Tuesday, May 4, 2010

Bag ladies: Hideous monsters or dazzling beauties? Next, on Mr. Sinister!

I love women. All women. Well, maybe not fat, ugly or annoying women. And especially no combination of the three. But I still love the ladies. Only, I'm perplexed by them.

I mean, all men concede we'll never understand women, but there are just some things you ladies do that are just more baffling than others. Take for instance your daily routines. Now, I'm not here to comment on what you do in the bathroom or why we are always left waiting for countless hours just to walk across the street to the diner. The one issue recently I've been trying to come to grips with is your everyday traveling accoutrements.

Lately, navigating a sidewalk, street corner and, especially, subway is like a running back's gauntlet drill. How can I move without getting hit by various objects? Ever notice what a woman has with her while heading to work? In my observation the women of New York City will carry a purse or pocketbook (whatever you women are calling those things these days!). Pretty normal, right? Ok, I get that one. Then there may be a gym bag of some sort, or one of those canvas ecofriendly bags from Origins or some shit. I get that, too. You ladies wanna look good and we appreciate it. But then there's always that 'extra' bag; that one teeny little Bloomingdale's bag that you have in your hand. What's that for?! What the heck do you have in there that wouldn't fit into your other two bags? I'm bewildered.
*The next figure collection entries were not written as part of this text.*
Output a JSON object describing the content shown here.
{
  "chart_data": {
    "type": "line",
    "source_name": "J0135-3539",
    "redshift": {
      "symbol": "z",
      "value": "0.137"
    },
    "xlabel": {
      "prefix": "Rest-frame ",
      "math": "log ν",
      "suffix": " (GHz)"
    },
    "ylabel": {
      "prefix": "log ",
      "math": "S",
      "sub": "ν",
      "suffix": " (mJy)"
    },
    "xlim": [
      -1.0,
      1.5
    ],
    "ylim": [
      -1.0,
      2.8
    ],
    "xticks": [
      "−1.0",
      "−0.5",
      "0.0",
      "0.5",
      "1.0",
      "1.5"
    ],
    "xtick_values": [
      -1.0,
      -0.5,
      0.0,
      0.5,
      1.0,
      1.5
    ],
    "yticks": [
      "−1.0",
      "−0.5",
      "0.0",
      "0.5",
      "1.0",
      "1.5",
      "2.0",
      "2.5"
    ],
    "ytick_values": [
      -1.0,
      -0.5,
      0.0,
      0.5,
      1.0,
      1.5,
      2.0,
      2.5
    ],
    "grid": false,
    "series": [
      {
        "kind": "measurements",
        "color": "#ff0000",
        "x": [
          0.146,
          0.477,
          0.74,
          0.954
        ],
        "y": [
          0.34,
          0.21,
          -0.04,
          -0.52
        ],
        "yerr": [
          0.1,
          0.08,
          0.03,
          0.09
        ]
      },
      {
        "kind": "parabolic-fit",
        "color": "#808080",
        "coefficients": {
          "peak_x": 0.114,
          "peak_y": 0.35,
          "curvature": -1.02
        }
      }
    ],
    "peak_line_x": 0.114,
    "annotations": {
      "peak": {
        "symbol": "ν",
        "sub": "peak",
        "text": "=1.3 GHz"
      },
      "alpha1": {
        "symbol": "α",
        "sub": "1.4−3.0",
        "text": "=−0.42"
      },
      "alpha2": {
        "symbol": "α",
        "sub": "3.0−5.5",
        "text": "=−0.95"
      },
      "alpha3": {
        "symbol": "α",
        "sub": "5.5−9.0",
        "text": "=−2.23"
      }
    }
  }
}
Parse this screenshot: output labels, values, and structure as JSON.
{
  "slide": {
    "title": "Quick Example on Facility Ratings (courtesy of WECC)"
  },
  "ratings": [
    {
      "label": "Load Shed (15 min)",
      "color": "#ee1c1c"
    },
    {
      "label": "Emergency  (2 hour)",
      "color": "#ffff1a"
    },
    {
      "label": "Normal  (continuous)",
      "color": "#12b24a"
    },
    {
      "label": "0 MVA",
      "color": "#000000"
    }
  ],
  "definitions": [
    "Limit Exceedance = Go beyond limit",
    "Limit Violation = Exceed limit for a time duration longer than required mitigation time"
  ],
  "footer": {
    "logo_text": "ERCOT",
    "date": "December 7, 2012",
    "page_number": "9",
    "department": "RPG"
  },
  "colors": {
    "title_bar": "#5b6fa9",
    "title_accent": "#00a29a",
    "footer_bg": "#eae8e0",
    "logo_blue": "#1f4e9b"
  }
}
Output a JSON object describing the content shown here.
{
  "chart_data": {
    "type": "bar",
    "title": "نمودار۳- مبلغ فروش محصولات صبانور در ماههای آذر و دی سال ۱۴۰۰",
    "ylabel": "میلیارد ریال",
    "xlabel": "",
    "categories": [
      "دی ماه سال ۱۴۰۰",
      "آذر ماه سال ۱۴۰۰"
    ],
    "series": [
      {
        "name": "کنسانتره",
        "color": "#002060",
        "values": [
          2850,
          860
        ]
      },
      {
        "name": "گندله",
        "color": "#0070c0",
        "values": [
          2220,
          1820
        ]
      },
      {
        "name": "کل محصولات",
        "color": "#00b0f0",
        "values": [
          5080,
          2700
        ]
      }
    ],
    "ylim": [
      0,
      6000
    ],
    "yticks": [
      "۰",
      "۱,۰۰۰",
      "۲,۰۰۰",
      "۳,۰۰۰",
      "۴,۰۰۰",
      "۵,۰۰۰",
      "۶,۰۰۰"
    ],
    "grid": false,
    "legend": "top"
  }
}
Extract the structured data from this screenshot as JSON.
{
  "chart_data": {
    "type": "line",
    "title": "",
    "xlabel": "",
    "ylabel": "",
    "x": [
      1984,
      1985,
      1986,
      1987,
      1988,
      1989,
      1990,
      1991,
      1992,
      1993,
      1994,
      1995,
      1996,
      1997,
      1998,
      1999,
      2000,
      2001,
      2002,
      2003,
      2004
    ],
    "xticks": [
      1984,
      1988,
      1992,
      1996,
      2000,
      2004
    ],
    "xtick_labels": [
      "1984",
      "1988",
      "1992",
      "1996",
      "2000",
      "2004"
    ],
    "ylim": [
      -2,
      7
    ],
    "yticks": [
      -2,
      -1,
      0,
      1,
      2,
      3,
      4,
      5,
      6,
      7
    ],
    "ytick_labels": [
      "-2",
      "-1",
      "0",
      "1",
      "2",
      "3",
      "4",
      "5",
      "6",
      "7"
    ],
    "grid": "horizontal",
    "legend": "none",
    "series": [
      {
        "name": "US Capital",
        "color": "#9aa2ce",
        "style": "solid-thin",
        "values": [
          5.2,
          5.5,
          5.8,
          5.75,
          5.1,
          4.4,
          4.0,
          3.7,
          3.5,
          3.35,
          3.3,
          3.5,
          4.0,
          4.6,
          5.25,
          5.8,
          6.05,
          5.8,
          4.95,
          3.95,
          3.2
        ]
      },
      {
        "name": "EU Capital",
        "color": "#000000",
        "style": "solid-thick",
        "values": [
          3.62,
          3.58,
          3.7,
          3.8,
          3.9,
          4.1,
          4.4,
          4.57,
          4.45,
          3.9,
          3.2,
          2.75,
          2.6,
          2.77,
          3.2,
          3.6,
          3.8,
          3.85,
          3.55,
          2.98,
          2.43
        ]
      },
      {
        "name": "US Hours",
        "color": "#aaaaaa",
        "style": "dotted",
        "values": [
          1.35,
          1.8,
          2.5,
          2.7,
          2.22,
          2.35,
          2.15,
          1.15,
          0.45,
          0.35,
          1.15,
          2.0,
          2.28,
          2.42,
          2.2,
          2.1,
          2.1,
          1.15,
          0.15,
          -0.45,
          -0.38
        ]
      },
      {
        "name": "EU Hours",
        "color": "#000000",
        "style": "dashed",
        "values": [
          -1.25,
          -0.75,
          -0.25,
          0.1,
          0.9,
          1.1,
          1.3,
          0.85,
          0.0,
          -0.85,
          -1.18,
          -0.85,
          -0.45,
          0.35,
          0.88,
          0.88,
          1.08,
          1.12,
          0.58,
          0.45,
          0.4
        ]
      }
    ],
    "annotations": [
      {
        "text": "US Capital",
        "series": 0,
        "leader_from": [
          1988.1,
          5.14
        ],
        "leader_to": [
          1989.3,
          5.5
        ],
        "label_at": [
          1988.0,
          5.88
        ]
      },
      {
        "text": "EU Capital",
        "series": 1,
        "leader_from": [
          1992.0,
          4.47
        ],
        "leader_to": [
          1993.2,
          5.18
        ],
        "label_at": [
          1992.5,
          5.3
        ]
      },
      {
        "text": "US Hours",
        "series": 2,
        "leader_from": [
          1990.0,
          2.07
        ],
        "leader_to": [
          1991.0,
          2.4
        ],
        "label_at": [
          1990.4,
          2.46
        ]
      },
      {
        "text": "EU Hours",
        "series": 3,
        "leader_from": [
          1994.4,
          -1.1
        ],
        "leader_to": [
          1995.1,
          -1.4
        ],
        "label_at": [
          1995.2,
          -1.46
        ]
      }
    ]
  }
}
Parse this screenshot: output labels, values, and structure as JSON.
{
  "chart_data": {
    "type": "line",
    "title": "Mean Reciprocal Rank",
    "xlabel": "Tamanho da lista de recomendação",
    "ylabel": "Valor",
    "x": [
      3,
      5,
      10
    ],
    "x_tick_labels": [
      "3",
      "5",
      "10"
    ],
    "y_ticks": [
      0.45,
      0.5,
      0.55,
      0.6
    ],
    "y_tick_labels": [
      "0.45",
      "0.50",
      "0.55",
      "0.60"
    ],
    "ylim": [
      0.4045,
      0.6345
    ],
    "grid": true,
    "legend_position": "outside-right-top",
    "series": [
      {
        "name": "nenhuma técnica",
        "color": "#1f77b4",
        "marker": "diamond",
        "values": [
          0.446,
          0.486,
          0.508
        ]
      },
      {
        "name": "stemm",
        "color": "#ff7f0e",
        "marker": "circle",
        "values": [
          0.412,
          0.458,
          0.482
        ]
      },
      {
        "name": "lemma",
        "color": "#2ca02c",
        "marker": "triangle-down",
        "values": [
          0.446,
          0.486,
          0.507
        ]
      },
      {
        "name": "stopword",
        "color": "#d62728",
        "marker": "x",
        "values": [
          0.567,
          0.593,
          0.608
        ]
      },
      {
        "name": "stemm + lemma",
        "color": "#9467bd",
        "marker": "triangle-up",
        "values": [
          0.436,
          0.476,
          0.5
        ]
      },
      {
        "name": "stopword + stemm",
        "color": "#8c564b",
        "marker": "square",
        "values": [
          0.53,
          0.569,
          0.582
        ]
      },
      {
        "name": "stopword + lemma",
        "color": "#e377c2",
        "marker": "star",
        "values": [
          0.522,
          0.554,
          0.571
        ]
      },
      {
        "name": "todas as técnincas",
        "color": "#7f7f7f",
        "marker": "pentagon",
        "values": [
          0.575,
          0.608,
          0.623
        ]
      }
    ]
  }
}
It's not that I really even need to know how much crap you girls are carrying. Frankly, why the hell would I care? But why the heck do you INSIST on keeping all those things on your shoulders and in your hands on a crowded subway. Surely one of those bags can hang out down by your feet for a few minutes instead of squishing me even more into the corner! Surely, I don't need to be hit in the elbow time and again by those enormous, ugly "CD" letters that hang off your expensive and tacky bag! Your 120-pound ass (hopefully) is taking up precious square footage real estate around town like a chick whose Friday nights consist of making Duncan Hines brownies and watching Gilmore Girls reruns.

Like I said, I love you ladies, you're all interesting and beautiful creatures. Just put the fucking bag down. You ain't Pretty Woman on Rodeo either!